For instance, PT SuryaCipta Swadaya, which operates a 2,400-
hectare industrial estate in Karawang, West Java, has seen only
30 percent of its industrial sites occupied since its started
marketing in 1995.
However, despite the declining trend in demand for industrial
sites, the company can survive thanks to its diversified
business. "We do not only focus on the sale of land, but we also
provide overall maintenance services to companies operating in
the estate. These services include a water treatment plant, fire
prevention services, power supply capacity and telephone lines,"
said the company's marketing director Singgih Pratista.

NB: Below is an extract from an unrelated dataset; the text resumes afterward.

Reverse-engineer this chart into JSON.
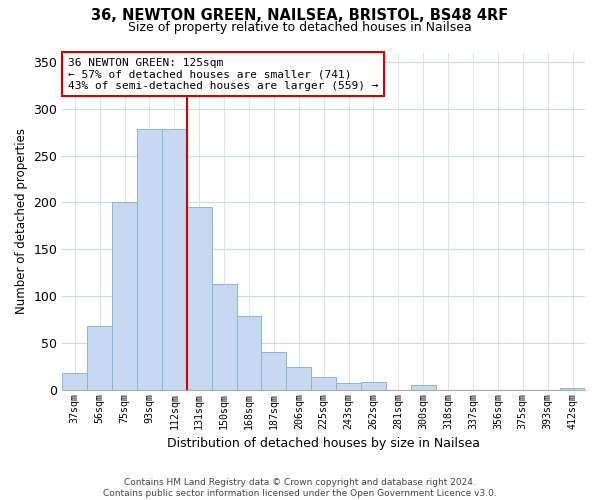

Singgih said that the company was conducting a study on the
possibility of offering industrial sites with factory units for
rent. "We will have to identify the market first, but hopefully,
we will decide this year," he said.
Currently, PT SuryaCipta Swadaya has 31 tenants, of which 26
are active. Most of the tenants are engaged in producing
automotive, electronics and chemical products.
Meanwhile, PT Kawasan Industri Jababeka, which operates 3,000-
hectare industrial estates in Cikarang and Bekasi, saw a slight
increase in land sales to existing investors in 2003.
"Most of the buyers are existing investors who want to expand
their businesses. They are not new investors," said PT Jababeka's
general manager for marketing Agus H. Canny.
Even though its policy on offering industrial sites for rent,
which it adopted last year, has received little response, it will
continue with the policy pending an improved business climate
following this year's general election.
Jababeka's industrial sites range from 3,000 square meters to
5,000 square meters.
PT Jababeka has attracted leading national and multinational
companies to set up factories in the estate. Investors include
those from the United States, Japan, Korea, China, Singapore,
Malaysia, Norway and Sweden.
Although there has been a slight increase over the past two
years, the flow of FDI generally remains low.
According to data issued by the Investment Coordinating Board
(BKPM), the value of new foreign investment rose slightly to
US$4.62 billion in the January to November period last year from
$4.21 billion in the same period of 2002. But the number of
foreign investment projects dropped to 773 from 976.
The value of foreign investment made for the expansion of
existing factories declined to $3.31 billion from 3.63 billion in
the same period last year.
In the domestic investment sector, approvals for new projects
rose to Rp 40.87 trillion during the January to November period
in 2003 from Rp 12.37 trillion in the same period of 2002. But
the number of domestic investment projects during the period
dropped to 144 from 158.
The country's economic situation is showing some improvement
as indicated by an increase in economic growth, the strengthening
of the rupiah and the low inflation rate. Economic growth is
expected to increase to five percent this year from about 4.5
percent last year. The inflation rate is also projected to
continue to decline to between 5 percent and 6 percent this year
from between 6 percent and 7 percent in 2003.
However, economic analysts estimate the inflow of FDI will
remain low despite the improvement in the economy. Many people
fear that the general and presidential elections that will be
held during the year might incite social unrest. If this comes to
pass, it will not only discourage foreign investors but also
reverse the current positive economic trends.